When computation gets tough, researchers get game.
Posted by Michael on 28 Aug 2007 at 11:54 pm | Tagged as: massmedia, news, software
It’s old news, but in July, the Chinook team announced on Science Magazine that they improved their draughts playing software to the point it won’t lose a single game.
What does this mean? Well, basically it means that it’s mathematically proven that a game without mistakes can’t end in anything else than a draw.
It took 18 years, and a discrete amount of computation to get to this conclusion.
I picked up on the net and on the media a great deal of criticism about this news. It’s ok. People love to criticize. I do that A LOT ;)
The main complaint is “Couldn’t they spend 18 years doing something useful instead?“. I smile to this kind of objection.
What’s so special about games? Why people spend hours figuring out algorithms to solve efficiently the Hanoi Tower, or the Canadian Traveller Problem (”Problema del commesso viaggiatore” for the Italians).
A game is nothing else than a model. You crack the model, and you cracked the reality that maps to that model. “What’s the point in studying the best path in a connected graph”, someone could have asked 50 years ago. Then the Internet came around.
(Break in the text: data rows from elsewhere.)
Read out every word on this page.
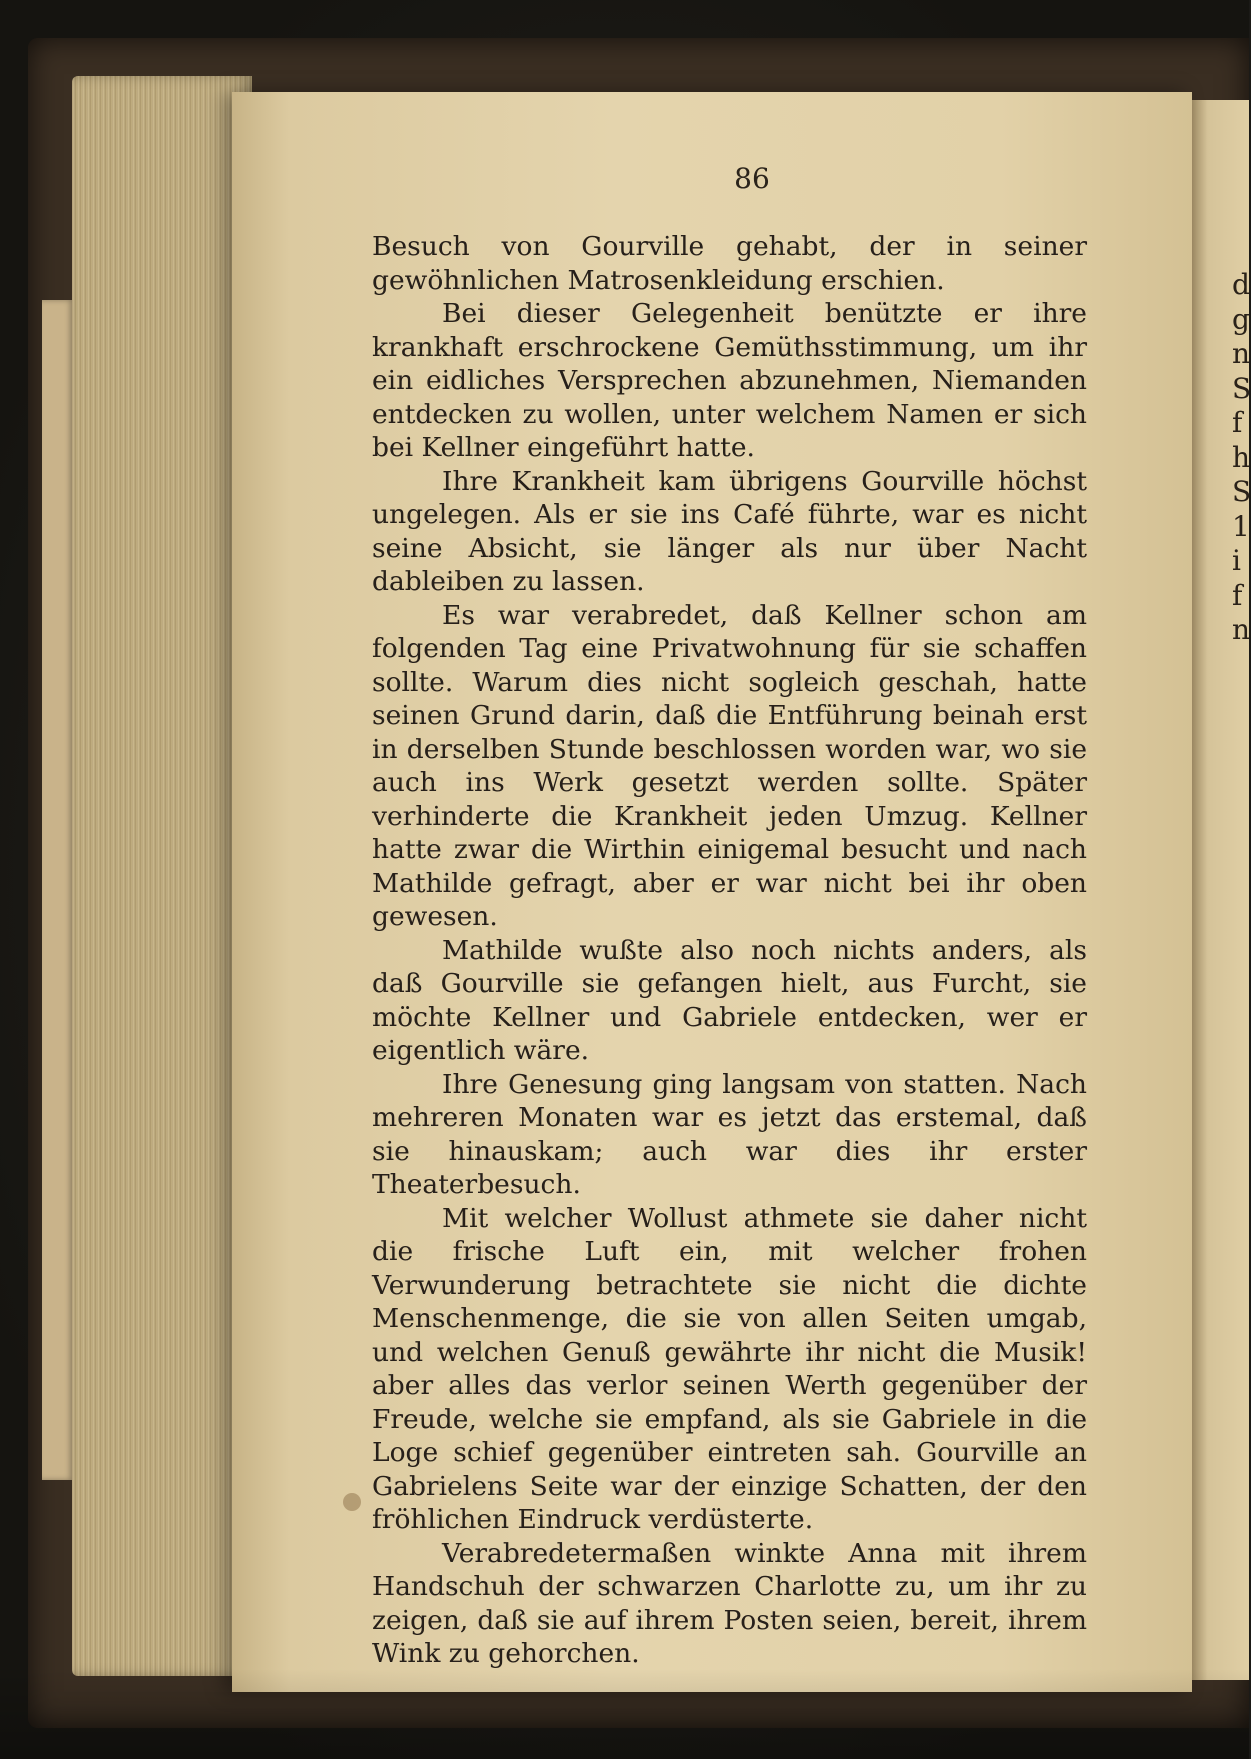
d
g
n
S
f
h
S
1
i
f
n
86

Besuch von Gourville gehabt, der in seiner gewöhnlichen Matrosenkleidung erschien.

Bei dieser Gelegenheit benützte er ihre krankhaft erschrockene Gemüthsstimmung, um ihr ein eidliches Versprechen abzunehmen, Niemanden entdecken zu wollen, unter welchem Namen er sich bei Kellner eingeführt hatte.

Ihre Krankheit kam übrigens Gourville höchst ungelegen. Als er sie ins Café führte, war es nicht seine Absicht, sie länger als nur über Nacht dableiben zu lassen.

Es war verabredet, daß Kellner schon am folgenden Tag eine Privatwohnung für sie schaffen sollte. Warum dies nicht sogleich geschah, hatte seinen Grund darin, daß die Entführung beinah erst in derselben Stunde beschlossen worden war, wo sie auch ins Werk gesetzt werden sollte. Später verhinderte die Krankheit jeden Umzug. Kellner hatte zwar die Wirthin einigemal besucht und nach Mathilde gefragt, aber er war nicht bei ihr oben gewesen.

Mathilde wußte also noch nichts anders, als daß Gourville sie gefangen hielt, aus Furcht, sie möchte Kellner und Gabriele entdecken, wer er eigentlich wäre.

Ihre Genesung ging langsam von statten. Nach mehreren Monaten war es jetzt das erstemal, daß sie hinauskam; auch war dies ihr erster Theaterbesuch.

Mit welcher Wollust athmete sie daher nicht die frische Luft ein, mit welcher frohen Verwunderung betrachtete sie nicht die dichte Menschenmenge, die sie von allen Seiten umgab, und welchen Genuß gewährte ihr nicht die Musik! aber alles das verlor seinen Werth gegenüber der Freude, welche sie empfand, als sie Gabriele in die Loge schief gegenüber eintreten sah. Gourville an Gabrielens Seite war der einzige Schatten, der den fröhlichen Eindruck verdüsterte.

Verabredetermaßen winkte Anna mit ihrem Handschuh der schwarzen Charlotte zu, um ihr zu zeigen, daß sie auf ihrem Posten seien, bereit, ihrem Wink zu gehorchen.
And routing problems.
I must admit I was a bit disappointed reading the editorial of the August issue of “Newton“, an Italian scientific paper magazine (yes! I read on paper! :-) ). The director, Giorgio Rivieccio, judge the research “a waste” and “something to be archived, and forgotten in a closet forever”. He adds that the prospective of a “universe”, like the draught universe, where nothing is left to discover “depresses” him. And thanks that life is much more complex than a draughts game.
Maybe he just wanted to be poetic, with the comparison between life and a game. But the tone is not what I would expect in an editorial of a science magazine.